Oliver. I turn, my eyes narrowing as I glance out at his dog. He's scratching at the door with his mouth open. His tail wags, but his ears are back. At first I think he needs to go out, but one look behind him and I know it's too late for that. It's too much to even think about right now. I jog over, yanking the blinds closed, but not before Kyle catches my eye. He barks. Just once, and I know he's a dog, but I swear to God I understand him for a second. He's worried.

"Sunshine." Dad's voice cuts the thought off. I'm not surprised at the edge in his tone, but it doesn't stop me from turning around. Kyle was looking at something, and I've got to— My breath catches in my throat. The door's open. "Have you picked up another job or something?"

"No," I say, too distracted to make something up. "It was a late night. I was sleeping."

"Late night," he says. "Homework?"

I'm at the door. The hall is empty, no matter how far I poke my head out. I tuck my phone between my shoulder and ear as I close it. Then lock it.

"Yeah," I say, turning to regard the mess again. But only for a second, because Oliver is gone. I think. I have to make sure. So I speed-walk the rest of the apartment, checking the bedroom and bathroom and kitchen. Then the bedroom again. The bathroom. The kitchen. Again. Again.

"You sound distracted," Dad says. "Is everything alright?"

Alright. Alright. Everything's alright. Right? I check the bathroom again. Then the shower.
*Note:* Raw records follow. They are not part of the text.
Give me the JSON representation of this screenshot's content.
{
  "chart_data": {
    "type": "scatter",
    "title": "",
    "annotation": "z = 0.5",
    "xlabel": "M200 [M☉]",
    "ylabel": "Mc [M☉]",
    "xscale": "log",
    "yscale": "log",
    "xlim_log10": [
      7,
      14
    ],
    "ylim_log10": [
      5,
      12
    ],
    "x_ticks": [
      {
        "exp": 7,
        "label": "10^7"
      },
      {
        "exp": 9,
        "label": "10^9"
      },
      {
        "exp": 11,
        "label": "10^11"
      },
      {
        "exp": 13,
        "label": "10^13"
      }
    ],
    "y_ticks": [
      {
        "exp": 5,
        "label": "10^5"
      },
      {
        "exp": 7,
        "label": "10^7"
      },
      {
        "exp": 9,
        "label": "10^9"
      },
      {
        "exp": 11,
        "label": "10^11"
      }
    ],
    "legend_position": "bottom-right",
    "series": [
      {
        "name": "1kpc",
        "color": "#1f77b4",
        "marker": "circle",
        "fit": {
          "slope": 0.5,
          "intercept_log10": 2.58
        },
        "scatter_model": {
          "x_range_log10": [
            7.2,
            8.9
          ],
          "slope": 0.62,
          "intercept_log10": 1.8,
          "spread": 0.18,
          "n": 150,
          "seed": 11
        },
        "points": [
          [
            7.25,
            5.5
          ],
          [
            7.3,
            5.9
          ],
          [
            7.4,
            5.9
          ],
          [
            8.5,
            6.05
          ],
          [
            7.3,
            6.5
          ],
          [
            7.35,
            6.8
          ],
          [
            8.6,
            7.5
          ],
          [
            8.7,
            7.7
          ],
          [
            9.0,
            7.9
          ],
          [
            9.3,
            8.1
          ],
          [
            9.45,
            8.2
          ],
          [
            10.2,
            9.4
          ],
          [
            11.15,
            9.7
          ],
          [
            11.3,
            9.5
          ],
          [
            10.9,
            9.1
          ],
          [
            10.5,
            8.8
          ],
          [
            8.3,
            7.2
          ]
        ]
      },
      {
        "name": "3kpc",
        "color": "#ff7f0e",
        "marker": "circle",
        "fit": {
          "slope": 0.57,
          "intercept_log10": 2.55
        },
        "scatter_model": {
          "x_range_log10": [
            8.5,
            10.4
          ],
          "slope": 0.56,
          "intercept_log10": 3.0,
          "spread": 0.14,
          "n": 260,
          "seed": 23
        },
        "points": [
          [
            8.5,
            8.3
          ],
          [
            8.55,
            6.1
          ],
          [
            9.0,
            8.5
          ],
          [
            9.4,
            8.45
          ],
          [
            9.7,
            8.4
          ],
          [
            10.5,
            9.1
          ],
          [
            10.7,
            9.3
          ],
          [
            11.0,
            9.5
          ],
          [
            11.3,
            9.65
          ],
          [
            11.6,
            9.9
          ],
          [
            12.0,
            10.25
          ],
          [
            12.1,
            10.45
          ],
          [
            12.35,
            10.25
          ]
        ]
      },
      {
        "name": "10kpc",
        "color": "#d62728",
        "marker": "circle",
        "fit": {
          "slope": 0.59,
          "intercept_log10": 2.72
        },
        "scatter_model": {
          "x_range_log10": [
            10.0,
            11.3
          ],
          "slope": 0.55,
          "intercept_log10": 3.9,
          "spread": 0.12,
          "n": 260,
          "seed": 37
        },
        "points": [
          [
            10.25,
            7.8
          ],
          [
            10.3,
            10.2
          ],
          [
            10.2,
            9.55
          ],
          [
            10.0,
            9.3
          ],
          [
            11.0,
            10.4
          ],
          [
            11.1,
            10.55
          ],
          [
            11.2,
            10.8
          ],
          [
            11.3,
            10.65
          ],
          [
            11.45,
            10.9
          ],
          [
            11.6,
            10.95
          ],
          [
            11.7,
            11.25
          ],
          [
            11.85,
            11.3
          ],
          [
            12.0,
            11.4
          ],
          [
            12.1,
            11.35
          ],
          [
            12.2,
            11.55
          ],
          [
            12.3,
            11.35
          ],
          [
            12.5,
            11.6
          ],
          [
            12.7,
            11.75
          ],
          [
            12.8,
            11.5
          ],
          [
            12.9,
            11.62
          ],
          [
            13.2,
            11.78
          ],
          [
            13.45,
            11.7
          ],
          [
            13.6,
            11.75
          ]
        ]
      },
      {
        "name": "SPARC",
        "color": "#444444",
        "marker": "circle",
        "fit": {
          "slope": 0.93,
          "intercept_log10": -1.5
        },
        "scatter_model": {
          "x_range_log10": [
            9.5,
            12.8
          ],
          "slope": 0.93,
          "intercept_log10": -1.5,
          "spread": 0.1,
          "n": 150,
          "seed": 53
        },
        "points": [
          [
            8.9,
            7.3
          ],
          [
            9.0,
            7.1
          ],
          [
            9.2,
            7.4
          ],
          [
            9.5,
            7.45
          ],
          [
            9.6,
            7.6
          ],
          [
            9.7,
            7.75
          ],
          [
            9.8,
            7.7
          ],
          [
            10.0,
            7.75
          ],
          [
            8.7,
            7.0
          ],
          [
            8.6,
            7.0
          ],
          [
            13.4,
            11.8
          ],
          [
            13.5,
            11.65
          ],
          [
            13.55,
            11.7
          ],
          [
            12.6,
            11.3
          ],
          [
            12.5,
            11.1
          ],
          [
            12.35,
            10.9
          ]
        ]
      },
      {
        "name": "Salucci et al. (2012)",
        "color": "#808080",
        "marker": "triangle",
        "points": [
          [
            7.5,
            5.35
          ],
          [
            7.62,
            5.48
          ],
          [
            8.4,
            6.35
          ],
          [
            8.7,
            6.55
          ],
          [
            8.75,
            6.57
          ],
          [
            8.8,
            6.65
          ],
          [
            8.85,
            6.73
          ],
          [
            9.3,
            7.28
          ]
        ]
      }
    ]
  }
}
"Yeah," I say. "Fine, Dad." I close my eyes, leaning against the wall. Trying to collect my thoughts. "How are things at home?"

"Good," he says, too quickly. "Good, good."

Which means bad. I slide down, tucking my head against my legs. Trying to breathe.

"So listen," he says. Here it comes. "There was another headline this morning. Concerned me. More crime in your area. You've been locking up, right?"